The Lord prophesies about a new nation, a new people, where they’ll all know the Lord. His law will be inside them. If we’re in Christ, if we’re a part of His church, if we’re trusting in Jesus, that’s us. We can love those who are our enemies. We have new hearts. He’s transforming us into His image again. We can honor Him.
But not only can we live for him. We want to live for Him. Tullian Tchividjian tells the story of a young slave girl who finds freedom before the war ends. A man buys her, and as they’re walking away, he says, “You’re free.” She replies, “You mean, I’m free to do whatever I want?”
“Yes,” he says.
“And to say whatever I want to say?”
“And to be whatever I want to be?”
“And even go wherever I want to go?”
“Yes,” he answered with a smile. “You’re free to go wherever you’d like.”
She looked at him intently and replied, “Then I will go with you.”
The Father gives us these commands so we can see our sin, run to His Son, and rely on His Spirit. Let’s follow after Him!
Embracing the Person and Promise
So what’s the problem with posting the Ten Commandments everywhere? Why not fight to put them in schools and courtrooms? Why did I start by saying that it moves us away from Christ and pushes others away, as well? We start thinking that we’re keeping them just fine. We end up arrogant and satisfied.
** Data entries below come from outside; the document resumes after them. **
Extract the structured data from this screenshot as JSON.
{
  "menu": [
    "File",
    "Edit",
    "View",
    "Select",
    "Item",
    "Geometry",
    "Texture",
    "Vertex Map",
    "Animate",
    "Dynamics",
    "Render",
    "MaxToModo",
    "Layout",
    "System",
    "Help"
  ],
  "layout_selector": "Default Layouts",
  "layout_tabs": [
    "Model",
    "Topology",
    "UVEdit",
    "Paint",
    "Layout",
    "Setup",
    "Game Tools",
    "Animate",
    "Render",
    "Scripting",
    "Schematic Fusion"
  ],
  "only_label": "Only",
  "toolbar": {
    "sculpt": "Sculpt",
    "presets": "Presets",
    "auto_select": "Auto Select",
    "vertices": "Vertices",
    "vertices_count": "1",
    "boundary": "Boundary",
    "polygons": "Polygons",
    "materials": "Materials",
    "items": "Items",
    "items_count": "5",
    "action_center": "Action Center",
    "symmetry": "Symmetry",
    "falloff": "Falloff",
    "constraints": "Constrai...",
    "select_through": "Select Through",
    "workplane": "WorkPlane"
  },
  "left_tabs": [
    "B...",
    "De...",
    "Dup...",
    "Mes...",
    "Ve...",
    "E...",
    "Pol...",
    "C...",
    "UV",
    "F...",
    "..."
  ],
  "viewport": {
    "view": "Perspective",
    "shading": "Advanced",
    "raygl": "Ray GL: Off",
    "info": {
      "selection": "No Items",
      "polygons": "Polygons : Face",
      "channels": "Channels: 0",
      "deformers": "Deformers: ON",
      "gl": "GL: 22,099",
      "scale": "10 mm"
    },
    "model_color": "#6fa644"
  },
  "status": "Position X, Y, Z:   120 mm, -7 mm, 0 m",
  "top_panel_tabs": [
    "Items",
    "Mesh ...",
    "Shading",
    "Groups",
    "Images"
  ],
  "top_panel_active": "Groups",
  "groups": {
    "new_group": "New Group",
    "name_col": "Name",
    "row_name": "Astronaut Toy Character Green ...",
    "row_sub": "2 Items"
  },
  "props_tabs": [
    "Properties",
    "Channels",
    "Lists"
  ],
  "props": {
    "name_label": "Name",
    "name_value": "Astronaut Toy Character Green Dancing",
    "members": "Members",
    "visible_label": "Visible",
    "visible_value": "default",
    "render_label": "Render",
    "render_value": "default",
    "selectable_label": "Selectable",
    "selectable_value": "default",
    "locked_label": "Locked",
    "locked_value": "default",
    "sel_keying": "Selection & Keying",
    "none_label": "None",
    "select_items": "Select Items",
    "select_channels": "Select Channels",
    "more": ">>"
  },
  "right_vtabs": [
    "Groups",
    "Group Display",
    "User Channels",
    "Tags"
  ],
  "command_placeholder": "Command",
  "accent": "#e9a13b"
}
We forget that they find their fulfillment in Christ. We lose the idea that only He has perfectly kept them. We forget our fundamental problem. We don’t let that problem drive us to the person. We trust in ourselves and not His Spirit of power. We confuse the purpose of those commands.
And that comes across to those around us. We come across as jerks. We reinforce salvation by works. We preach a false gospel. We try to get people without the promised Holy Spirit and apart from Jesus Christ to keep them. I can’t think of many things more damaging than that. Yet if we look at God’s law and see ourselves as guilty, if we see salvation only by the mercy of Christ, we’ll be broken, gracious people. Then people will want to hear from us.
Ted Koppel famously said this: “what Moses brought down from Mt. Sinai were not the Ten Suggestions. They are commandments.” No, these are not Ten Suggestions, Ted. But they’re not Ten Steps, either. Doing them doesn’t make us right with God. God makes us right with Him. He sets us free from our bondage, as He does here for Israel. He swoops under us and rescues us on eagle’s wings. He brings us to freedom and safety through Jesus. Then empowered by His Spirit, and motivated by His great love, we can and want to obey.
Karis family, He has fulfilled these massive principles for us. Let’s admit there is a problem. Let’s run to the person, Jesus. Let’s trust in His promise. And let’s go out and love. Let’s pray.